Using the data from these experiments and from previous studies, the investigators developed a mathematical model that takes into account the biological and physical events driving the process of tumor growth and response to antiangiogenic treatment—from the earliest stages of vascular modification, through vessel co-option to secondary angiogenesis. Designed to integrate events from the cellular and subcellular levels with overall tumor growth, the model's predictions matched the results of several published studies of vessel co-option and further suggested that tumor progression can be more effectively inhibited by combination therapies that block both angiogenesis and co-option.
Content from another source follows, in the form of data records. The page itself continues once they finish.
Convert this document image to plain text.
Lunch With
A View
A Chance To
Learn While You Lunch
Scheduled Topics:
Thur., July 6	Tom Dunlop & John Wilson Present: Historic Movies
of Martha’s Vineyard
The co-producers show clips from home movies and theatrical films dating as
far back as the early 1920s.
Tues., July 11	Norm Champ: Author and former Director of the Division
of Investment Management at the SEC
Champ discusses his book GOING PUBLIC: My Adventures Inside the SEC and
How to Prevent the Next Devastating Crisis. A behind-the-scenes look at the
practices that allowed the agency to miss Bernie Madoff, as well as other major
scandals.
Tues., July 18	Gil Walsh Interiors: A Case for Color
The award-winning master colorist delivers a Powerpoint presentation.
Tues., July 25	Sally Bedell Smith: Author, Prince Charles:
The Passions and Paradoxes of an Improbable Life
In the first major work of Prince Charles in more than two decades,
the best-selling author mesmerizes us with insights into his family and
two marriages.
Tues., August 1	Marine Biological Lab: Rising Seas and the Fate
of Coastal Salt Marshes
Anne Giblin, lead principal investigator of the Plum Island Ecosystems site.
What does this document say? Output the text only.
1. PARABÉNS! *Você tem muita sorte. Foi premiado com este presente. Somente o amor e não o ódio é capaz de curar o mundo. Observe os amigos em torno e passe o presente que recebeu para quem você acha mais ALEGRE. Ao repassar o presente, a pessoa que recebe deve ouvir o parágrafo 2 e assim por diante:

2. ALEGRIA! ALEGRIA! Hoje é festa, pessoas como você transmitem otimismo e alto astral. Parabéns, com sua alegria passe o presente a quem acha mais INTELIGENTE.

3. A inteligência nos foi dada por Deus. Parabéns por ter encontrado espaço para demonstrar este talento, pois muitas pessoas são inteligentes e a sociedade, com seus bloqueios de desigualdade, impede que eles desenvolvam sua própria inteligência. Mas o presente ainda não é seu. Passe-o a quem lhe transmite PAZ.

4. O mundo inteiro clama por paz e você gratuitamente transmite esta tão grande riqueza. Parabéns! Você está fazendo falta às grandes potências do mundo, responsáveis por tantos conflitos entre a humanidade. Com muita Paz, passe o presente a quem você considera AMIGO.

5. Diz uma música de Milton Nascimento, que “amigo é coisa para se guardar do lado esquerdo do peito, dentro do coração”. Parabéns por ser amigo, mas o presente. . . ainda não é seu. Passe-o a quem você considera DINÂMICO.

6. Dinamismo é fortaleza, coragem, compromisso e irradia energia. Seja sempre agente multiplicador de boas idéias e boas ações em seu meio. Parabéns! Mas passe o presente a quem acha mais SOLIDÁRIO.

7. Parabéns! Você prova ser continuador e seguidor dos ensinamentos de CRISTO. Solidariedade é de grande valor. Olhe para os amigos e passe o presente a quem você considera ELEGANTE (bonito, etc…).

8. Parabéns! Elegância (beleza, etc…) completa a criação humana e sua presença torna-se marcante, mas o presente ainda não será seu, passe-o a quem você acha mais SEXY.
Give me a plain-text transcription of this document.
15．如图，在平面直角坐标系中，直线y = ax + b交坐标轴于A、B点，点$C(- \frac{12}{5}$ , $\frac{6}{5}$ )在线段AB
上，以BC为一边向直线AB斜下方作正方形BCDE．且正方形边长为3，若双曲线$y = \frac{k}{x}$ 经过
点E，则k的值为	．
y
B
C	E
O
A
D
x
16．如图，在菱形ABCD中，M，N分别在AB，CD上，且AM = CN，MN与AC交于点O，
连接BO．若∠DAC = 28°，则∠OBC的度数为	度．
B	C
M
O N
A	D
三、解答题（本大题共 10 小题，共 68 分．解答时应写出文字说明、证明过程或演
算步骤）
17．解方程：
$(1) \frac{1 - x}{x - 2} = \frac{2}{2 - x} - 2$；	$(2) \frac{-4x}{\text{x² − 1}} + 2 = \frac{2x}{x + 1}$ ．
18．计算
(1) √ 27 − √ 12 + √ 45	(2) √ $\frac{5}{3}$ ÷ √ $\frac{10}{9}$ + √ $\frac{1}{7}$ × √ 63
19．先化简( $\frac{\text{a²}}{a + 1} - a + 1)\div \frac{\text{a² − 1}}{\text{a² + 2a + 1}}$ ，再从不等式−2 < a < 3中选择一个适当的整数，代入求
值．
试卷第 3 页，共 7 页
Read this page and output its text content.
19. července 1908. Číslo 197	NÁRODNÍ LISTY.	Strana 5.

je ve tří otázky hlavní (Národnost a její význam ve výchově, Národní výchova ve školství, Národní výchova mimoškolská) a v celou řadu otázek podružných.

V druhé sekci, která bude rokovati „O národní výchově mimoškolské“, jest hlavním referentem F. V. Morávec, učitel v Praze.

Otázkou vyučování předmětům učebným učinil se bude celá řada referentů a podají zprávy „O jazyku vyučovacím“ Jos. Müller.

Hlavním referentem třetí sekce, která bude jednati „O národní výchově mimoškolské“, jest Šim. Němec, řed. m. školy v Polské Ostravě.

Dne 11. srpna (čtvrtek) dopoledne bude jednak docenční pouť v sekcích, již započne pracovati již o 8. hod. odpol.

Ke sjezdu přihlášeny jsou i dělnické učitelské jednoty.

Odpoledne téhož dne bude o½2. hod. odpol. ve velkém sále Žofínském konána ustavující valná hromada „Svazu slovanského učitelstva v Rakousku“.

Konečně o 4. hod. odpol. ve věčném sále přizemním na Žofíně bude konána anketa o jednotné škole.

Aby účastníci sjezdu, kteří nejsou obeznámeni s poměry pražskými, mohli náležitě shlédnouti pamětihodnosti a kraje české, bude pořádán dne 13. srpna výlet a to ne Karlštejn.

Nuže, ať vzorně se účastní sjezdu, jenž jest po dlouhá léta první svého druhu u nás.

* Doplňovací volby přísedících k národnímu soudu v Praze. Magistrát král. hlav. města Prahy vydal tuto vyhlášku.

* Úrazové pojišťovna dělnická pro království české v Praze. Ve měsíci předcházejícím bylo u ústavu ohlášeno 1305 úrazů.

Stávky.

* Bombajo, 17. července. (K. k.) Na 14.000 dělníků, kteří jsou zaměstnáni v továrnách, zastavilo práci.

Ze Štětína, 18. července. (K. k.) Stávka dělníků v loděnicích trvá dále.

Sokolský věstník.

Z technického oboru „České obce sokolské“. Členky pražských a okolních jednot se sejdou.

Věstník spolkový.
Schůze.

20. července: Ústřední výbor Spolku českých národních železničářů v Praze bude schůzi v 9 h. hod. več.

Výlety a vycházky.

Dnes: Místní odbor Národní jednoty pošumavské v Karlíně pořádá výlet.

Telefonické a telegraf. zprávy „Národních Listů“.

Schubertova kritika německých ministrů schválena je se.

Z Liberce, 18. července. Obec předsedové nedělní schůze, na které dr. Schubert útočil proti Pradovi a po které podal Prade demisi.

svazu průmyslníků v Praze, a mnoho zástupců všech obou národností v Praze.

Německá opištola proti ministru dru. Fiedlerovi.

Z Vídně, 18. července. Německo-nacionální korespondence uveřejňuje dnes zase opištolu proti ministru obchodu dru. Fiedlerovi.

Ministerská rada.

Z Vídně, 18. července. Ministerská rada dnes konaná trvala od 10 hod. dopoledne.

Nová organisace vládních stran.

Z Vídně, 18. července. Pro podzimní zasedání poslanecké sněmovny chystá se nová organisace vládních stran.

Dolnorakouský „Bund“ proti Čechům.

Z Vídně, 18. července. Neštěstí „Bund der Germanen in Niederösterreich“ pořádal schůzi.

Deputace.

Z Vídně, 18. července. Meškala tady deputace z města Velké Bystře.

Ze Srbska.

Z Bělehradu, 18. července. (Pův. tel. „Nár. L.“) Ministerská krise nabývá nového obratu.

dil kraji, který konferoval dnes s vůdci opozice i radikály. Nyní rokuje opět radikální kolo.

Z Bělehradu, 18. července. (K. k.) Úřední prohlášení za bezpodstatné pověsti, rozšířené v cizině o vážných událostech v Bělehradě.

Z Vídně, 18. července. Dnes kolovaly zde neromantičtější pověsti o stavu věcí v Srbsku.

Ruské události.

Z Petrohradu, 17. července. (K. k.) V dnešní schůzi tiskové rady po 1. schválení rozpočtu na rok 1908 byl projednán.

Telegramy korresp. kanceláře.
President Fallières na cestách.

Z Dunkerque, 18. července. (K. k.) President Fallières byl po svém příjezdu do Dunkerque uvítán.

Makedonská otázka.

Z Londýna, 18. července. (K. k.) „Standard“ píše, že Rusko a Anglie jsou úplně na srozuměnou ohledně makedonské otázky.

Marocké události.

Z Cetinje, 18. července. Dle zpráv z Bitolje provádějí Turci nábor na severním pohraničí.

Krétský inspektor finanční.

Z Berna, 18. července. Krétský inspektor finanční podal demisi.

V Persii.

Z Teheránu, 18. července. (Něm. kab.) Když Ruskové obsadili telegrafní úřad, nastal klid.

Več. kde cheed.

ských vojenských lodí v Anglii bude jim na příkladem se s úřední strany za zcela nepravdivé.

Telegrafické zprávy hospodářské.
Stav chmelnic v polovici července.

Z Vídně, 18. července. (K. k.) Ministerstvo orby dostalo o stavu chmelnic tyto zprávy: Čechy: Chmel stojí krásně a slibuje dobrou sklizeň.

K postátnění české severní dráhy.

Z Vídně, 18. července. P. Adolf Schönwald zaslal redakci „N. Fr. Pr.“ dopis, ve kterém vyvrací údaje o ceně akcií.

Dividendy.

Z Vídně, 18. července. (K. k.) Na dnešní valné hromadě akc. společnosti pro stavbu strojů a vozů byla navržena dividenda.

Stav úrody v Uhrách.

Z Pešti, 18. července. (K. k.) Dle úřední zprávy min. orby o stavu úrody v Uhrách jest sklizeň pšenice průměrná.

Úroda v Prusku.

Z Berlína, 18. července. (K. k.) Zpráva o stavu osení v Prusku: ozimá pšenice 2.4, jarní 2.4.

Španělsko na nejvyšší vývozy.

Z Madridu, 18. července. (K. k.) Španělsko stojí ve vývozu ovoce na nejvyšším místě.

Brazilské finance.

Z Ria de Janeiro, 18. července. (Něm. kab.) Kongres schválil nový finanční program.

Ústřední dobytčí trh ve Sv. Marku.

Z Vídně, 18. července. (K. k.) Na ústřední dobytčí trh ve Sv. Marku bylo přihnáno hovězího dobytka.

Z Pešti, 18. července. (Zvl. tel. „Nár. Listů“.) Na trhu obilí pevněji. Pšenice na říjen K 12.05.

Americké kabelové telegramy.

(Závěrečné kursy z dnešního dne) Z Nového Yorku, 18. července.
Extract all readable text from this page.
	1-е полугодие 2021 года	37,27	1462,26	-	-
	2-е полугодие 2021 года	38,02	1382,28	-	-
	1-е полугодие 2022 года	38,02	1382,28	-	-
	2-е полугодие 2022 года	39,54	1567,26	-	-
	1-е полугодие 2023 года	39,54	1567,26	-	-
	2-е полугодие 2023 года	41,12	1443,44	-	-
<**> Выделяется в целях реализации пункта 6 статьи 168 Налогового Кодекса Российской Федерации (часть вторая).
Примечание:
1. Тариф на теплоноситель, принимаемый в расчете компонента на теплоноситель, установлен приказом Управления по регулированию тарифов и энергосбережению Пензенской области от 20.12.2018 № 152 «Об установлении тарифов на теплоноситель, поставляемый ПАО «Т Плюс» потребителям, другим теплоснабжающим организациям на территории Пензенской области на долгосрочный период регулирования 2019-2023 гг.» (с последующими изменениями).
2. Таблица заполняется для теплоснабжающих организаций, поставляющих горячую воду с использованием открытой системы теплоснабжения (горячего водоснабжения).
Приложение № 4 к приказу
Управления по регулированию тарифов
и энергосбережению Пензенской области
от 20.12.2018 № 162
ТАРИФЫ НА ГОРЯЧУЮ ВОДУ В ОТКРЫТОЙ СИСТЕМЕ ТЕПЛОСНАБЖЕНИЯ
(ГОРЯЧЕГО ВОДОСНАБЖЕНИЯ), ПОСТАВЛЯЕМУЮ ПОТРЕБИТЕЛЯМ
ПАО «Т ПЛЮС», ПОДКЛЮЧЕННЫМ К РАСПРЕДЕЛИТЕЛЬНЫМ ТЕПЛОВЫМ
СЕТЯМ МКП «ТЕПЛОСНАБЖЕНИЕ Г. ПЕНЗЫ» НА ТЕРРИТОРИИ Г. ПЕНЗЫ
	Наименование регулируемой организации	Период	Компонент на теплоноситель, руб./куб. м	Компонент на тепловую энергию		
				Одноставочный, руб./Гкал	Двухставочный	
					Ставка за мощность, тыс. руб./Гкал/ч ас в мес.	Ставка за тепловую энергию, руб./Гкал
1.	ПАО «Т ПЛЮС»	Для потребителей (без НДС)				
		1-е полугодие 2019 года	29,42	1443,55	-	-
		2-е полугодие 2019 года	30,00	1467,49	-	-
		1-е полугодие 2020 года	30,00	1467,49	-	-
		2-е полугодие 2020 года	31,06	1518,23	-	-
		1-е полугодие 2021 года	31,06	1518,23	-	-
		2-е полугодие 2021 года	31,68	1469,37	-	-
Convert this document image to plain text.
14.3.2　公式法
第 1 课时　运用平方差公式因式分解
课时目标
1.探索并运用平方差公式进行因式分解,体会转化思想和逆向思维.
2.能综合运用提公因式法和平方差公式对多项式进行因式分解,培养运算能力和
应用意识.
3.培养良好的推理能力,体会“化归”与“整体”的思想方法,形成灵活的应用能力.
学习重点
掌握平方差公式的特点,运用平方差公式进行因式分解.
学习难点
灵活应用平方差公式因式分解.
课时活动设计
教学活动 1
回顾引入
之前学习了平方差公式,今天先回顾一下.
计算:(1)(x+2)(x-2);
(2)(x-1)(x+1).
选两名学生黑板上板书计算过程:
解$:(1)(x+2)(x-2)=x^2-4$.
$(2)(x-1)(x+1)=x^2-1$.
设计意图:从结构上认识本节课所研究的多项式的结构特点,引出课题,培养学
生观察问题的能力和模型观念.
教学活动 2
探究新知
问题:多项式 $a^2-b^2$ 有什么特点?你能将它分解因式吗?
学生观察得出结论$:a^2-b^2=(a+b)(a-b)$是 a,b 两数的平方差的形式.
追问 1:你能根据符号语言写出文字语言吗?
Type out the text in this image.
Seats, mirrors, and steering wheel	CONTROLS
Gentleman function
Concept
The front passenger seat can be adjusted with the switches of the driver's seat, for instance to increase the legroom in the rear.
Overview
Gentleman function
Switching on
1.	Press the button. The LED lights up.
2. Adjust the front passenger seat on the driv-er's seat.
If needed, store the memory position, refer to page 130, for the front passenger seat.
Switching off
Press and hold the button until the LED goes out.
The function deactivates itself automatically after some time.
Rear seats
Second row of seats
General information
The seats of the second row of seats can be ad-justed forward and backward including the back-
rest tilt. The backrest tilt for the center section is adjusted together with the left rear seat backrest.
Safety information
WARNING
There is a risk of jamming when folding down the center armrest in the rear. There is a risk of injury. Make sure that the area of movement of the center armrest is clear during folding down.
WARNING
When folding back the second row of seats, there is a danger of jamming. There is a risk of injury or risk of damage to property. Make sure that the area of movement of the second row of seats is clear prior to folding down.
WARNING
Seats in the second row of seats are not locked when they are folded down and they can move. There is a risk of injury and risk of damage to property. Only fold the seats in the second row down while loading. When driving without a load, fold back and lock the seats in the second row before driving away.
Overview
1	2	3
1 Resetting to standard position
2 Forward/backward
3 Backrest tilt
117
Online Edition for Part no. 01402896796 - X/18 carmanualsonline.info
Jain notes that the possibility that glioblastoma progression can only be stopped by combination therapies has important clinical implications. A previous study from his team identified a specific pathway—the Wnt signaling pathway—as a regulator of vessel co-option in glioblastoma, suggesting that drugs inhibiting that pathway could block co-option. The new model also predicts that targeting co-option before using antiangiogenic drugs would be a better strategy than administering both drugs simultaneously.
"With a number of agents that block Wnt signaling in clinical trials, our work provides the rationale for testing the proposed combination for glioblastoma, a uniformly fatal disease," says Jain, the Cook Professor of Radiation Oncology (Tumor Biology) at Harvard Medical School.